でもヤコブはどんな力でその人つまり神と組み打ち格闘したのでしょうか。祈ったのでしょうか。この祈りともいえる格闘を「力比べ」と考えてはなりません。ヤコブは恐れていました。これからのことに怖気づいていました。自慢する力のひとかけらもありません。むしろヤコブは弱っていました。逃げることもできない弱さの中に苦しんでいました。

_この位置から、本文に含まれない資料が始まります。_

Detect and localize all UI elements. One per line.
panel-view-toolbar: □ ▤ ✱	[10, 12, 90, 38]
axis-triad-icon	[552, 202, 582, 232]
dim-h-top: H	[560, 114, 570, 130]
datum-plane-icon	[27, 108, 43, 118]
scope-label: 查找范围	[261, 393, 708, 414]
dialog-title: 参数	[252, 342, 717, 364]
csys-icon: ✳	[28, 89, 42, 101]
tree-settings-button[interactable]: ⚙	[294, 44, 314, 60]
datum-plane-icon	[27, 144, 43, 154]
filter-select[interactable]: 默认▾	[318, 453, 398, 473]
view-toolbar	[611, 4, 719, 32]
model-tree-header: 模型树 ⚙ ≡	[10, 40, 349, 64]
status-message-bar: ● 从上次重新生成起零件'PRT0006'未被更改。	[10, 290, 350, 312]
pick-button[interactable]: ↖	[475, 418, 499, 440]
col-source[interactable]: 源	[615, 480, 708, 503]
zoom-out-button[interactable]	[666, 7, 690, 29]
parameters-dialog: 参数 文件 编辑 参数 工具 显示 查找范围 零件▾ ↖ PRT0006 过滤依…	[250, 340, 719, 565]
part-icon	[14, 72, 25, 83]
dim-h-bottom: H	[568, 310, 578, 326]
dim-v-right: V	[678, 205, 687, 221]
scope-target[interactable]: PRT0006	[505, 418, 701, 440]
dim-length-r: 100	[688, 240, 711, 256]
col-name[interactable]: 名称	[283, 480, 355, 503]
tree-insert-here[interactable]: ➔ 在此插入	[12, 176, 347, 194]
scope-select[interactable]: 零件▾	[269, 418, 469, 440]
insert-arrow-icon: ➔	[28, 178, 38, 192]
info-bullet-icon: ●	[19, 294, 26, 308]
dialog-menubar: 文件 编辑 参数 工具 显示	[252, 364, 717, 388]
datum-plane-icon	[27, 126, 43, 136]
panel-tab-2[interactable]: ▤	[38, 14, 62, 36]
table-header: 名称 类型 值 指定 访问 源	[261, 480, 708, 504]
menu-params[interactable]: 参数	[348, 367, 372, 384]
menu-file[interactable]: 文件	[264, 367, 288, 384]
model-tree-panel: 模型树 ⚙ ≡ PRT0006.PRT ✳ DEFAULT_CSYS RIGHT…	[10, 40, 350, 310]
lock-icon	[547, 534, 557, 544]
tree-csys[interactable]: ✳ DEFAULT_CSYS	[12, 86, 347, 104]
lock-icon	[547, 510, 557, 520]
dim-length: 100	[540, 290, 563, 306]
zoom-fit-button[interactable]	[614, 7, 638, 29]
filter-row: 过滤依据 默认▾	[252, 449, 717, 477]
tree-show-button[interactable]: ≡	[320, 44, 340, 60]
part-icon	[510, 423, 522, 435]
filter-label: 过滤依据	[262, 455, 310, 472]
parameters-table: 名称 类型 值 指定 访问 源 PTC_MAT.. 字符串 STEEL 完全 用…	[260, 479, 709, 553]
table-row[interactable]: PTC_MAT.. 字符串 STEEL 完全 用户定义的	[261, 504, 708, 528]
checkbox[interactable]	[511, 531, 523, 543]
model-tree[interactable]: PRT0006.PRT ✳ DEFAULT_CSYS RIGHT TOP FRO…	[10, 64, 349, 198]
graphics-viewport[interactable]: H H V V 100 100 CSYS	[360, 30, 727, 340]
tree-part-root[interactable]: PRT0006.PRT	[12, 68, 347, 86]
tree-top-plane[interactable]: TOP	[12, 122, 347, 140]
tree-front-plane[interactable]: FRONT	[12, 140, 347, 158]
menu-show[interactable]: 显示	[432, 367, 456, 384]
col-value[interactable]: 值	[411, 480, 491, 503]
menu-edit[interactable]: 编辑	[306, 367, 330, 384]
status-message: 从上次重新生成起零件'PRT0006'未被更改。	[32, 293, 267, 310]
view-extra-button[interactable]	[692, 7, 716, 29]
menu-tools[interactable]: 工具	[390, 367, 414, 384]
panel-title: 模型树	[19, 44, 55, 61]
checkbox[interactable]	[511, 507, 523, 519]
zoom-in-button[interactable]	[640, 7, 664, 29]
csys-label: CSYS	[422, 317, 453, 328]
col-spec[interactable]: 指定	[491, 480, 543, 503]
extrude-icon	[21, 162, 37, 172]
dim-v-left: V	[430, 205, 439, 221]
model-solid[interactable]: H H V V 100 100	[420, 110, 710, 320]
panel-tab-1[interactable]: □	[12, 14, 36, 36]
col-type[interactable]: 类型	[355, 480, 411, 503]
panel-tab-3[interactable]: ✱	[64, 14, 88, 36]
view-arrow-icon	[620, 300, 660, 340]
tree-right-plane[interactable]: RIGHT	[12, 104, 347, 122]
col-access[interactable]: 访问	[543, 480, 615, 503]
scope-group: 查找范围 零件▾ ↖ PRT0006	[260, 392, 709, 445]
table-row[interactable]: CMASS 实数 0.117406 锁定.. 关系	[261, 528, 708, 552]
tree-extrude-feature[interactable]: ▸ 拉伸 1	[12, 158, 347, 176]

わたしはこの格闘が、「何者かが・・」と始められていることに大きく心惹かれます。それは勿論「神」でしょう。でも「神」とも「神の使い」とも書かず「何者か」と表わすのは何故なのか。わたしはこの創世記記者があえて「何者か」と記すことで読むわたしたちに深い示唆を投げかけているのではと思わざるをえません。わたしはこの「何者か」はまさにヤコブ自身だったのではないかと考えます。ヤコブは自己自身と向かい合い対決したのです。そして自分自身を打ち負かさねばならなかった、生きられなかったのです。自分をすべて否定し克服しなければ道は開かれなかったのです。だから創世記は「お前は神と人と闘って勝ったから」とヤコブに言うのです。そして自分を否定しようとするとき人は弱くならざるをえません。むしろ弱さの中でこそ人は自己を否定し克服することそして悔い改めることができるのです。なぜなら自分のすべてをかなぐり捨て丸裸になり、まったく無力で弱い自分を直視しなければならないから。
しかしヤコブはこの弱さで闘ったのです。弱さでもがき、苦しみで格闘し、そして祈ったのです。弱さで喘ぎ、無力さでもがき、絶望で掴みかかりました。その弱さをぜんぶ「その人」に、神の前にさらけ出したのです。だから言うのです、「わたしは顔と顔とを合わせて神を見た」。神と顔と顔とを合わせた!それは自分のすべてを弱さも傷みも恥も罪さえもさらけ出したということです。神殿から遠く離れたところからうなだれ、「胸を打って」祈った人のように、弱さも罪もさらけ出す、それが祈りです。ヤコブの新しい旅立ち、新しい日々へと向けた歩みは弱さや苦しみによって格闘のように祈ることから始まります。まさに祈りは格闘技なのでしょうか。